Coterra Energy (CTRA) stock fell 1.5% in extended trading on Monday after the oil and gas producer missed first-quarter revenue expectations.

The company reported revenue of $1.90 billion for the three months ended March 31, while analysts expected it to post $2.03 billion in revenue, according to Koyfin data.

Its adjusted net income of $0.80 per share for the first quarter was in line with estimates.

Due to its acquisition of new assets, Coterra’s total first-quarter production rose to 746,800 barrels of oil equivalent per day (boepd), compared to 686,100 boepd a year earlier.

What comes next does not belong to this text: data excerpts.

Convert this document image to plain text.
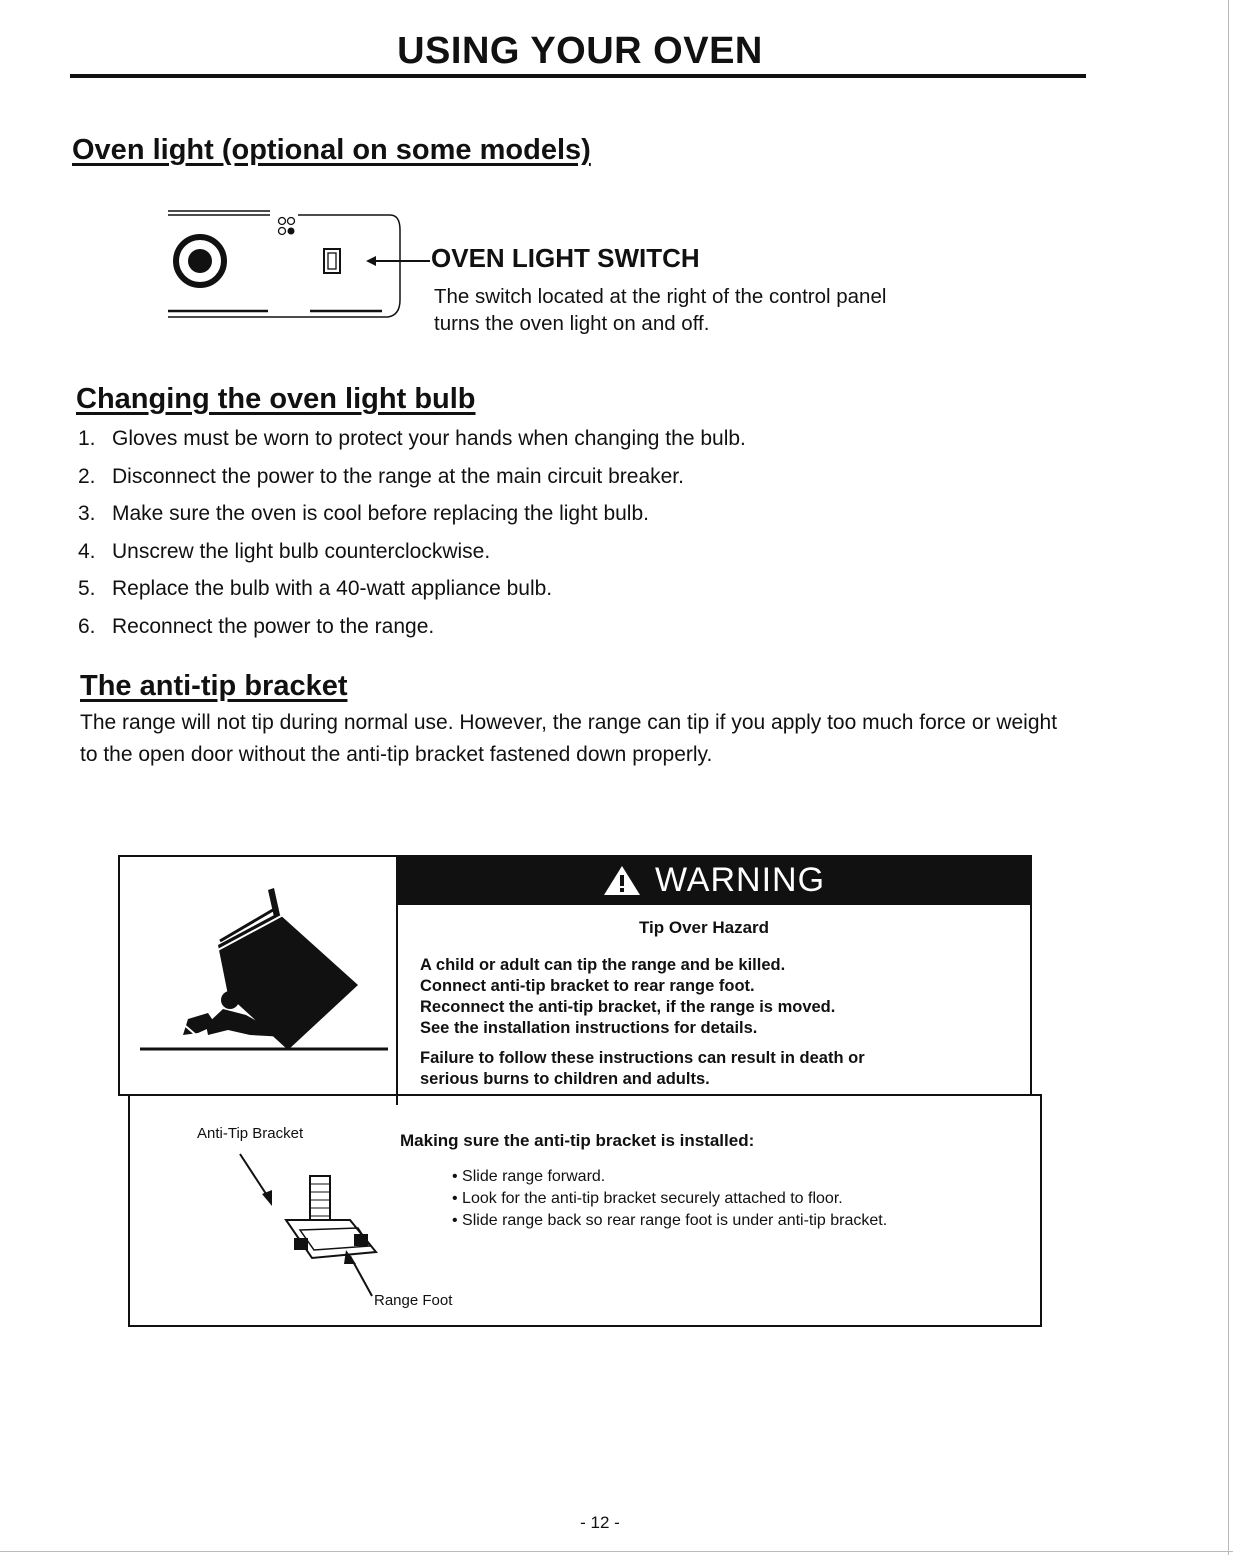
USING YOUR OVEN
Oven light (optional on some models)
OVEN LIGHT SWITCH
The switch located at the right of the control panel turns the oven light on and off.
Changing the oven light bulb
1. Gloves must be worn to protect your hands when changing the bulb.
2. Disconnect the power to the range at the main circuit breaker.
3. Make sure the oven is cool before replacing the light bulb.
4. Unscrew the light bulb counterclockwise.
5. Replace the bulb with a 40-watt appliance bulb.
6. Reconnect the power to the range.
The anti-tip bracket
The range will not tip during normal use. However, the range can tip if you apply too much force or weight to the open door without the anti-tip bracket fastened down properly.
WARNING
Tip Over Hazard

A child or adult can tip the range and be killed.

Connect anti-tip bracket to rear range foot.

Reconnect the anti-tip bracket, if the range is moved.

See the installation instructions for details.

Failure to follow these instructions can result in death or

serious burns to children and adults.

Anti-Tip Bracket
Range Foot
Making sure the anti-tip bracket is installed:
• Slide range forward.
• Look for the anti-tip bracket securely attached to floor.
• Slide range back so rear range foot is under anti-tip bracket.
- 12 -
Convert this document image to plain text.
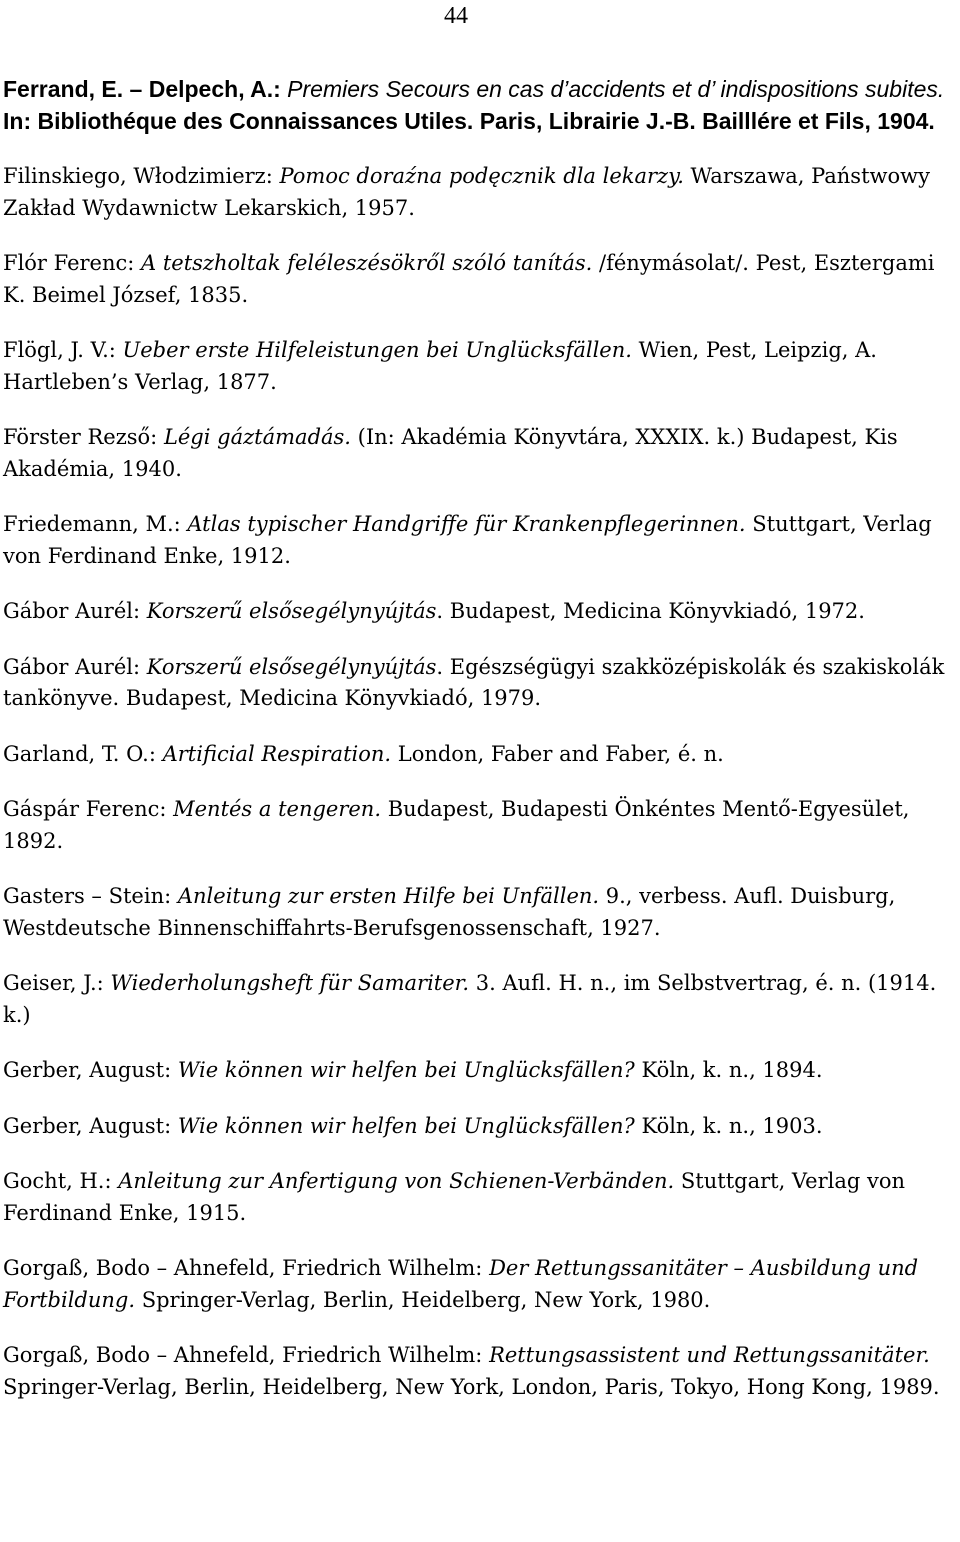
44

Ferrand, E. – Delpech, A.: Premiers Secours en cas d’accidents et d’ indispositions subites. In: Bibliothéque des Connaissances Utiles. Paris, Librairie J.-B. Bailllére et Fils, 1904.

Filinskiego, Włodzimierz: Pomoc doraźna podęcznik dla lekarzy. Warszawa, Państwowy Zakład Wydawnictw Lekarskich, 1957.

Flór Ferenc: A tetszholtak feléleszésökről szóló tanítás. /fénymásolat/. Pest, Esztergami K. Beimel József, 1835.

Flögl, J. V.: Ueber erste Hilfeleistungen bei Unglücksfällen. Wien, Pest, Leipzig, A. Hartleben’s Verlag, 1877.

Förster Rezső: Légi gáztámadás. (In: Akadémia Könyvtára, XXXIX. k.) Budapest, Kis Akadémia, 1940.

Friedemann, M.: Atlas typischer Handgriffe für Krankenpflegerinnen. Stuttgart, Verlag von Ferdinand Enke, 1912.

Gábor Aurél: Korszerű elsősegélynyújtás. Budapest, Medicina Könyvkiadó, 1972.

Gábor Aurél: Korszerű elsősegélynyújtás. Egészségügyi szakközépiskolák és szakiskolák tankönyve. Budapest, Medicina Könyvkiadó, 1979.

Garland, T. O.: Artificial Respiration. London, Faber and Faber, é. n.

Gáspár Ferenc: Mentés a tengeren. Budapest, Budapesti Önkéntes Mentő-Egyesület, 1892.

Gasters – Stein: Anleitung zur ersten Hilfe bei Unfällen. 9., verbess. Aufl. Duisburg, Westdeutsche Binnenschiffahrts-Berufsgenossenschaft, 1927.

Geiser, J.: Wiederholungsheft für Samariter. 3. Aufl. H. n., im Selbstvertrag, é. n. (1914. k.)

Gerber, August: Wie können wir helfen bei Unglücksfällen? Köln, k. n., 1894.

Gerber, August: Wie können wir helfen bei Unglücksfällen? Köln, k. n., 1903.

Gocht, H.: Anleitung zur Anfertigung von Schienen-Verbänden. Stuttgart, Verlag von Ferdinand Enke, 1915.

Gorgaß, Bodo – Ahnefeld, Friedrich Wilhelm: Der Rettungssanitäter – Ausbildung und Fortbildung. Springer-Verlag, Berlin, Heidelberg, New York, 1980.

Gorgaß, Bodo – Ahnefeld, Friedrich Wilhelm: Rettungsassistent und Rettungssanitäter. Springer-Verlag, Berlin, Heidelberg, New York, London, Paris, Tokyo, Hong Kong, 1989.
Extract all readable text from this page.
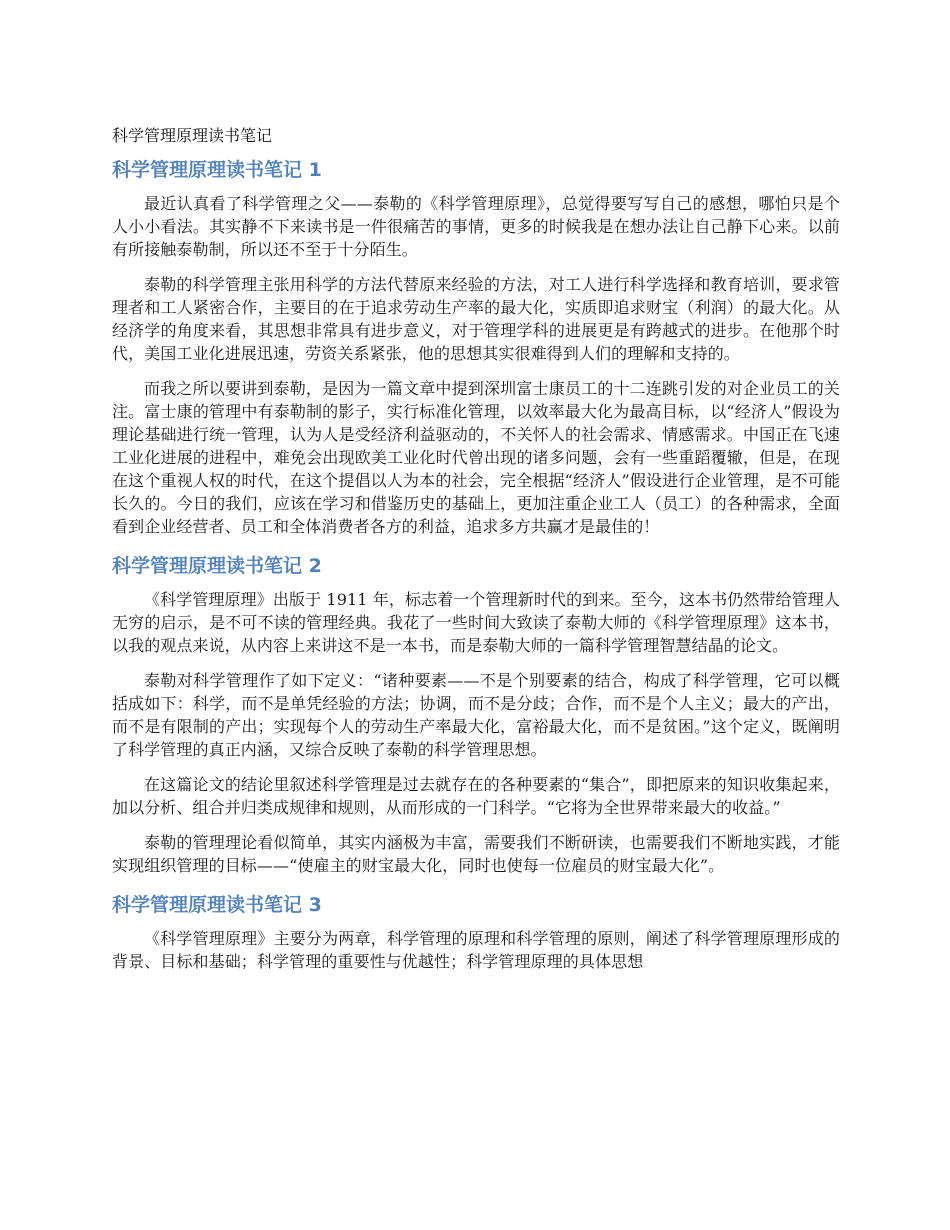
科学管理原理读书笔记
科学管理原理读书笔记 1

最近认真看了科学管理之父——泰勒的《科学管理原理》，总觉得要写写自己的感想，哪怕只是个人小小看法。其实静不下来读书是一件很痛苦的事情，更多的时候我是在想办法让自己静下心来。以前有所接触泰勒制，所以还不至于十分陌生。

泰勒的科学管理主张用科学的方法代替原来经验的方法，对工人进行科学选择和教育培训，要求管理者和工人紧密合作，主要目的在于追求劳动生产率的最大化，实质即追求财宝（利润）的最大化。从经济学的角度来看，其思想非常具有进步意义，对于管理学科的进展更是有跨越式的进步。在他那个时代，美国工业化进展迅速，劳资关系紧张，他的思想其实很难得到人们的理解和支持的。

而我之所以要讲到泰勒，是因为一篇文章中提到深圳富士康员工的十二连跳引发的对企业员工的关注。富士康的管理中有泰勒制的影子，实行标准化管理，以效率最大化为最高目标，以“经济人”假设为理论基础进行统一管理，认为人是受经济利益驱动的，不关怀人的社会需求、情感需求。中国正在飞速工业化进展的进程中，难免会出现欧美工业化时代曾出现的诸多问题，会有一些重蹈覆辙，但是，在现在这个重视人权的时代，在这个提倡以人为本的社会，完全根据“经济人”假设进行企业管理，是不可能长久的。今日的我们，应该在学习和借鉴历史的基础上，更加注重企业工人（员工）的各种需求，全面看到企业经营者、员工和全体消费者各方的利益，追求多方共赢才是最佳的！

科学管理原理读书笔记 2

《科学管理原理》出版于 1911 年，标志着一个管理新时代的到来。至今，这本书仍然带给管理人无穷的启示，是不可不读的管理经典。我花了一些时间大致读了泰勒大师的《科学管理原理》这本书，以我的观点来说，从内容上来讲这不是一本书，而是泰勒大师的一篇科学管理智慧结晶的论文。

泰勒对科学管理作了如下定义：“诸种要素——不是个别要素的结合，构成了科学管理，它可以概括成如下：科学，而不是单凭经验的方法；协调，而不是分歧；合作，而不是个人主义；最大的产出，而不是有限制的产出；实现每个人的劳动生产率最大化，富裕最大化，而不是贫困。”这个定义，既阐明了科学管理的真正内涵，又综合反映了泰勒的科学管理思想。

在这篇论文的结论里叙述科学管理是过去就存在的各种要素的“集合”，即把原来的知识收集起来，加以分析、组合并归类成规律和规则，从而形成的一门科学。“它将为全世界带来最大的收益。”

泰勒的管理理论看似简单，其实内涵极为丰富，需要我们不断研读，也需要我们不断地实践，才能实现组织管理的目标——“使雇主的财宝最大化，同时也使每一位雇员的财宝最大化”。

科学管理原理读书笔记 3

《科学管理原理》主要分为两章，科学管理的原理和科学管理的原则，阐述了科学管理原理形成的背景、目标和基础；科学管理的重要性与优越性；科学管理原理的具体思想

However, the company said it would lower its 2025 capital budget to the range of $2.0 to $2.3 billion, as it expects to reduce Permian Basin activity to seven rigs from its original plan of 10 rigs.

"As our industry faces macroeconomic uncertainty and oil price headwinds, we believe it is prudent to reduce oil-directed activity at this time,” CEO Tom Jorden said.

Benchmark Brent crude oil prices fell below $60 per barrel in April for the first time since 2021 amid concerns over oversupply from OPEC+ and lower demand. A price below $65 per barrel makes it difficult for many oil producers to invest in new projects sustainably.

The company expects to generate $2.1 billion in free cash flow in 2025, which it expects to use to fund its dividend, reduce debt, and execute share buybacks.

Retail sentiment on Stocktwits was in the ‘bullish’ (73/100) territory, while retail chatter was ‘high.’

CTRA’s Sentiment Meter and Message Volume as of 02:49 p.m. ET on May 6, 2025 | Source: Stocktwits

Peer Diamondback also scaled back oil production amid the weak price environment.

Coterra stock has fallen 2.8% year to date (YTD).